Apparently we can look forward to a story tomorrow about how most voters in North Carolina are undecided in the state's key races. That is true for the Democratic Senate race, but not for the Gubernatorial races on either side and certainly not for the Democratic Presidential race.
Here's the number one piece of information that needs to be released about this poll- of the folks they called who said they were registered to vote in North Carolina, what percentage of them said they intended to vote in the primary?
Whatever that figure is is essentially what the poll is pegging as voter turnout for the primary. We started out with a model that estimated about 20% turnout and switched it a few weeks ago to one that projects about 40% voter turnout.
I'm guessing that the call everyone in the phone book and simply ask them whether they intend to vote or not voter model yields a yes rate of more than 60%, maybe even more than 70%. That's the same as the McClatchy poll being based on a premise of 60-70% voter turnout, which is not even close to realistic.
It's also the reason why the undecideds in their horse race questions are skewed so inaccurately high. If there's little chance that half the people you interview for your poll are actually going to vote in the primary, they probably haven't been following the races closely and that's why they're undecided.
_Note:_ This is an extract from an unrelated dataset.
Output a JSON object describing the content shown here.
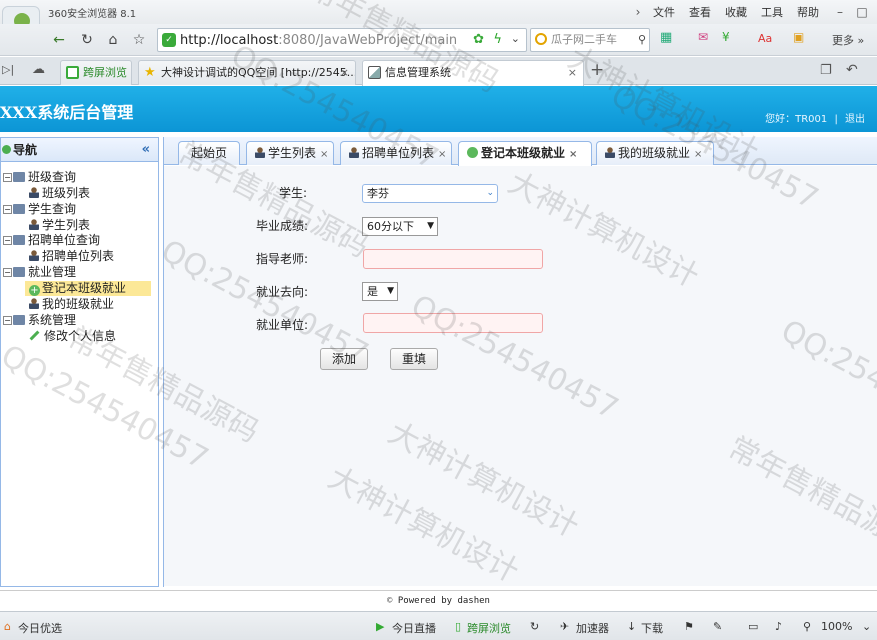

As I said yesterday, I think it's great for media outlets to commission polls. WTVD has it right by working with Survey USA, which is an outstanding political polling company. I look forward to their survey coming out every month. But it's pretty disappointing to see McClatchy not have the sense to hire a political pollster to do a political poll. Look at a google news search for Braun Research and you'll see they specialize in breakfast food and retirement planning, not calling elections. It's unfortunate the News&Observer and Charlotte Observer are splashing a deeply flawed poll all over their front pages.